La confrontación política por la situación de los migrantes mexicanos en Estados Unidos escaló este martes luego de que la dirigente nacional de Morena, Ariadna Montiel, acusó a los partidos de oposición de anteponer las diferencias partidistas a la defensa de los connacionales que han muerto bajo custodia o durante operativos del Servicio de Inmigración y Control de Aduanas (ICE).
Durante una conferencia de prensa, Montiel sostuvo que el llamado a la unidad realizado por la presidenta Claudia Sheinbaum tras el fallecimiento de 17 mexicanos en territorio estadounidense debía ser respaldado por todas las fuerzas políticas, al tratarse de un tema que, afirmó, rebasa cualquier diferencia ideológica. La dirigente calificó como «mezquina» la postura de los líderes opositores por, según dijo, responder con reservas al exhorto del Gobierno federal.
«Es un momento donde la patria debe ponerse al centro», afirmó Montiel, quien sostuvo que la oposición «siempre le regatea a México» cuando se trata de cerrar filas en asuntos relacionados con la defensa de los intereses nacionales y de los mexicanos en el extranjero.
Las declaraciones ocurren después de que la presidenta Sheinbaum anunciara que México presentará denuncias penales y civiles en Estados Unidos por la muerte de 17 connacionales bajo custodia del ICE o durante operativos migratorios. Además, el Gobierno mexicano notificó al Departamento de Justicia estadounidense y solicitó la intervención de organismos internacionales para exigir el esclarecimiento de los casos.

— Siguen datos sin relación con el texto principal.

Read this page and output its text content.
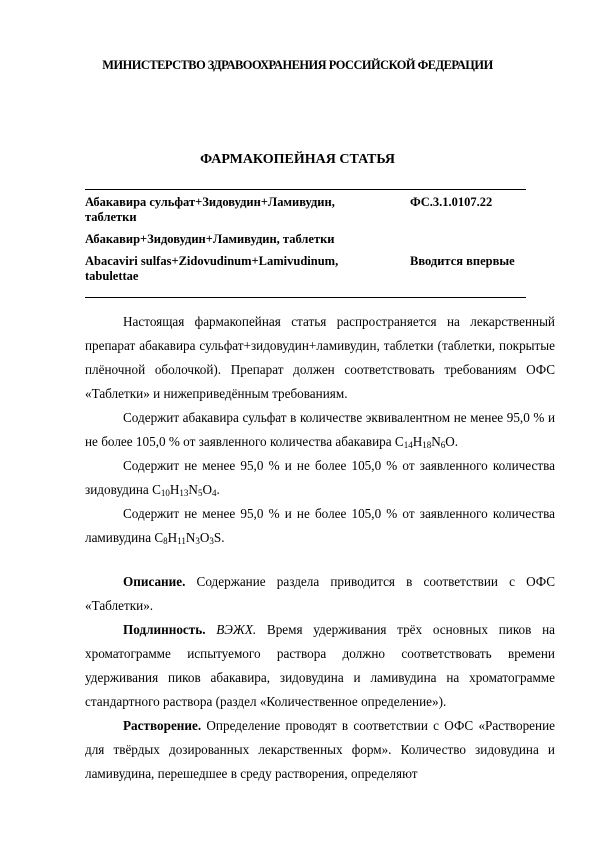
МИНИСТЕРСТВО ЗДРАВООХРАНЕНИЯ РОССИЙСКОЙ ФЕДЕРАЦИИ
ФАРМАКОПЕЙНАЯ СТАТЬЯ
Абакавира сульфат+Зидовудин+Ламивудин,
таблетки
ФС.3.1.0107.22
Абакавир+Зидовудин+Ламивудин, таблетки
Abacaviri sulfas+Zidovudinum+Lamivudinum,
tabulettae
Вводится впервые
Настоящая фармакопейная статья распространяется на лекарственный препарат абакавира сульфат+зидовудин+ламивудин, таблетки (таблетки, покрытые плёночной оболочкой). Препарат должен соответствовать требованиям ОФС «Таблетки» и нижеприведённым требованиям.
Содержит абакавира сульфат в количестве эквивалентном не менее 95,0 % и не более 105,0 % от заявленного количества абакавира $C_{14}H_{18}N_6O$.
Содержит не менее 95,0 % и не более 105,0 % от заявленного количества зидовудина $C_{10}H_{13}N_5O_4$.
Содержит не менее 95,0 % и не более 105,0 % от заявленного количества ламивудина $C_8H_{11}N_3O_3S$.
Описание. Содержание раздела приводится в соответствии с ОФС «Таблетки».
Подлинность. ВЭЖХ. Время удерживания трёх основных пиков на хроматограмме испытуемого раствора должно соответствовать времени удерживания пиков абакавира, зидовудина и ламивудина на хроматограмме стандартного раствора (раздел «Количественное определение»).
Растворение. Определение проводят в соответствии с ОФС «Растворение для твёрдых дозированных лекарственных форм». Количество зидовудина и ламивудина, перешедшее в среду растворения, определяют
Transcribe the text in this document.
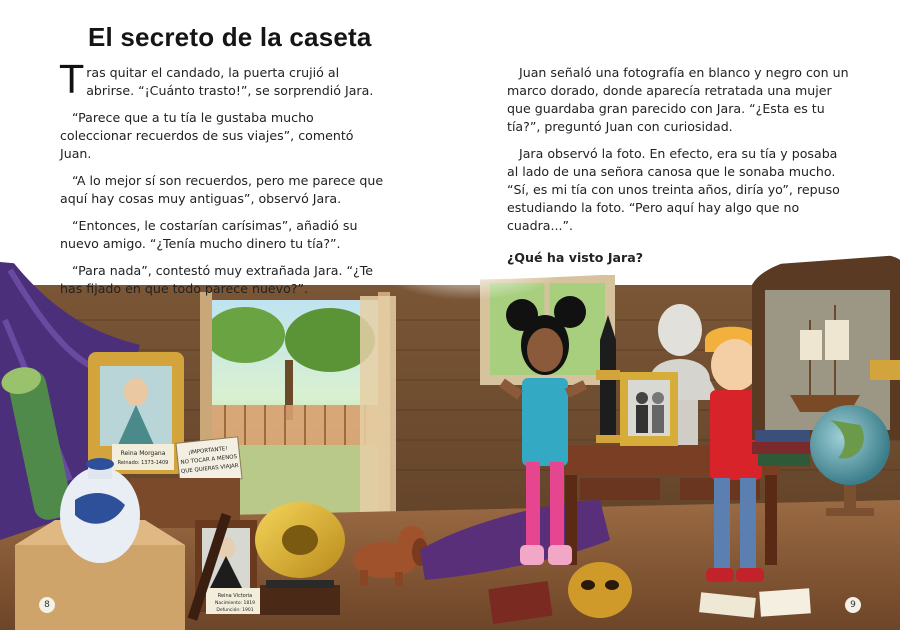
Reina Morgana
Reinado: 1373-1409
¡IMPORTANTE!
NO TOCAR A MENOS
QUE QUIERAS VIAJAR
Reina Victoria
Nacimiento: 1819
Defunción: 1901
El secreto de la caseta

Tras quitar el candado, la puerta crujió al abrirse. “¡Cuánto trasto!”, se sorprendió Jara.

“Parece que a tu tía le gustaba mucho coleccionar recuerdos de sus viajes”, comentó Juan.

“A lo mejor sí son recuerdos, pero me parece que aquí hay cosas muy antiguas”, observó Jara.

“Entonces, le costarían carísimas”, añadió su nuevo amigo. “¿Tenía mucho dinero tu tía?”.

“Para nada”, contestó muy extrañada Jara. “¿Te has fijado en que todo parece nuevo?”.

Juan señaló una fotografía en blanco y negro con un marco dorado, donde aparecía retratada una mujer que guardaba gran parecido con Jara. “¿Esta es tu tía?”, preguntó Juan con curiosidad.

Jara observó la foto. En efecto, era su tía y posaba al lado de una señora canosa que le sonaba mucho. “Sí, es mi tía con unos treinta años, diría yo”, repuso estudiando la foto. “Pero aquí hay algo que no cuadra...”.

¿Qué ha visto Jara?

8	9
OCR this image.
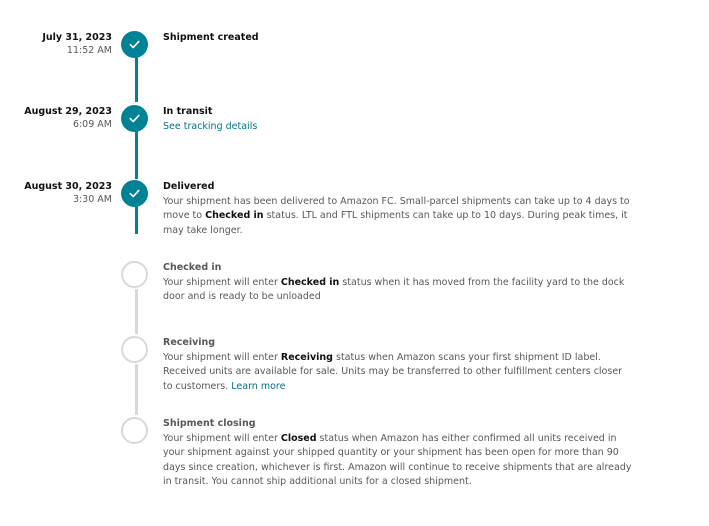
July 31, 2023
11:52 AM
Shipment created
August 29, 2023
6:09 AM
In transit
See tracking details
August 30, 2023
3:30 AM
Delivered
Your shipment has been delivered to Amazon FC. Small-parcel shipments can take up to 4 days to move to Checked in status. LTL and FTL shipments can take up to 10 days. During peak times, it may take longer.
Checked in
Your shipment will enter Checked in status when it has moved from the facility yard to the dock door and is ready to be unloaded
Receiving
Your shipment will enter Receiving status when Amazon scans your first shipment ID label. Received units are available for sale. Units may be transferred to other fulfillment centers closer to customers. Learn more
Shipment closing
Your shipment will enter Closed status when Amazon has either confirmed all units received in your shipment against your shipped quantity or your shipment has been open for more than 90 days since creation, whichever is first. Amazon will continue to receive shipments that are already in transit. You cannot ship additional units for a closed shipment.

Aunque dirigentes del PAN y del PRI manifestaron su solidaridad con las familias de las víctimas, cuestionaron el llamado presidencial al considerar que el oficialismo busca unidad únicamente frente a conflictos externos mientras mantiene una relación de confrontación con la oposición en la política interna. Ese intercambio de posturas profundizó el debate sobre el alcance del respaldo solicitado por el Gobierno federal.
La postura de Morena busca colocar la defensa de los migrantes como una causa de Estado y no de partido. Sin embargo, el intercambio evidencia que la crisis derivada de las muertes de mexicanos en Estados Unidos también se ha convertido en un nuevo frente de disputa política al interior del país, en un contexto de creciente tensión bilateral por la política migratoria estadounidense y las acciones legales emprendidas por México para exigir responsabilidades.